Any practitioner who uses either of these features would be forced to go back to each slide, edit text size, add images, and ensure that nothing was hallucinated, at which point you might as well have created your own slidedeck at the onset. Lucky for me, DIG’s outline for the lesson was detailed enough, and ChatGPT was conservative enough to produce a notes where no major hallucinations were formed. But is that really the objective? History teaching inherently involves storytelling6. The relationship between the US and Cuba is fascinating, intricate, and more relevant than ever, and the slides and presenter notes created simply cannot match the forethought, study, and delivery that a good instructor provides. It is the perfect example of AI for the sake of AI.
This is nothing new to the Big Tech, who has continually attempted to monetize AI by cramming in as many features as they can, useful or otherwise. But it is annoying that Apple is simply following suit.
Dreaming of Electric Sheep
Apple Creator Studio is a cavalcade of missed opportunities, with an agonizing breadth of potential that has not been realized. Here is my wishlist for future updates:
Styled, niche templates that solve more diverse problems for power users in a given field, and many of which are low-hanging fruit
Deeper data analysis sheets
Cornell Notes
Calendar designed for planning
Infographics
Syllabus
KWL guide
ADDIE guide
Vocabulary sheets
Progress trackers
You get my point. If you have any other ideas, let me know.
Offer the Education Discount to all students and educators.
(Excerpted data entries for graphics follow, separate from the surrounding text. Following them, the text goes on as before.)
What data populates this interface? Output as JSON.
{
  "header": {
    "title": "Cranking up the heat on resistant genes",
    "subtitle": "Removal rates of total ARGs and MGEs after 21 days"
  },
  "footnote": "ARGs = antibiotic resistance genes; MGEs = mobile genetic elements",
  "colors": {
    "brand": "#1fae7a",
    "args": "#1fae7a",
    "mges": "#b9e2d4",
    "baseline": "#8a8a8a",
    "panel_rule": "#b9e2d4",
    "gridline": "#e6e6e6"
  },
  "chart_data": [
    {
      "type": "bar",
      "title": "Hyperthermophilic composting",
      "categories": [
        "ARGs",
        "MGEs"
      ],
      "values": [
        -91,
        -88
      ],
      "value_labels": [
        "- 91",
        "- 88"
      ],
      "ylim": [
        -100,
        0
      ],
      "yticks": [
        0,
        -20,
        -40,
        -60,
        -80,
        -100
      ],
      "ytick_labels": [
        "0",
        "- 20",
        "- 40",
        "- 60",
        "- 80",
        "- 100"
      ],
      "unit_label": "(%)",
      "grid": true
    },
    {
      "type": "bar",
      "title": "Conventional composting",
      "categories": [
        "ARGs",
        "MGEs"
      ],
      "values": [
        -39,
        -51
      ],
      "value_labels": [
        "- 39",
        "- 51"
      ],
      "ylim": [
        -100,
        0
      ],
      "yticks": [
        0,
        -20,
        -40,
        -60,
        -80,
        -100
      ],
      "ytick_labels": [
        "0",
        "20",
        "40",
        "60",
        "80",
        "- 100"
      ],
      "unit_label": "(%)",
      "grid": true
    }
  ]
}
Expand Content Hub’s image offerings, providing access to Public Domain images and diagrams, and deeper integration to make recommendations for graphics
The addition of more image editing tools
Stop the LLM slop. It is garbage quality and no amount of extra GPUs, RAM, or water consumption can mend this
Honestly, I am looking forward to seeing what future updates look like. The world of Apple Intelligence has been chaos over the last 2 years, but with the implementation of a white-labelled Gemini serving as its Private Cloud Compute, the potential for our workflows to get faster and more efficient beckons. Only time will tell what we can continue to do with this technology moving forward.
See Steph Ango’s File over App
I found when writing this review that this discount is only for University students and staff! What a waste!
Lest ye be shoveling slop into your classroom
See Natalie Wexler and 4QM for more on this and the thinking routines involved in good history pedagogy.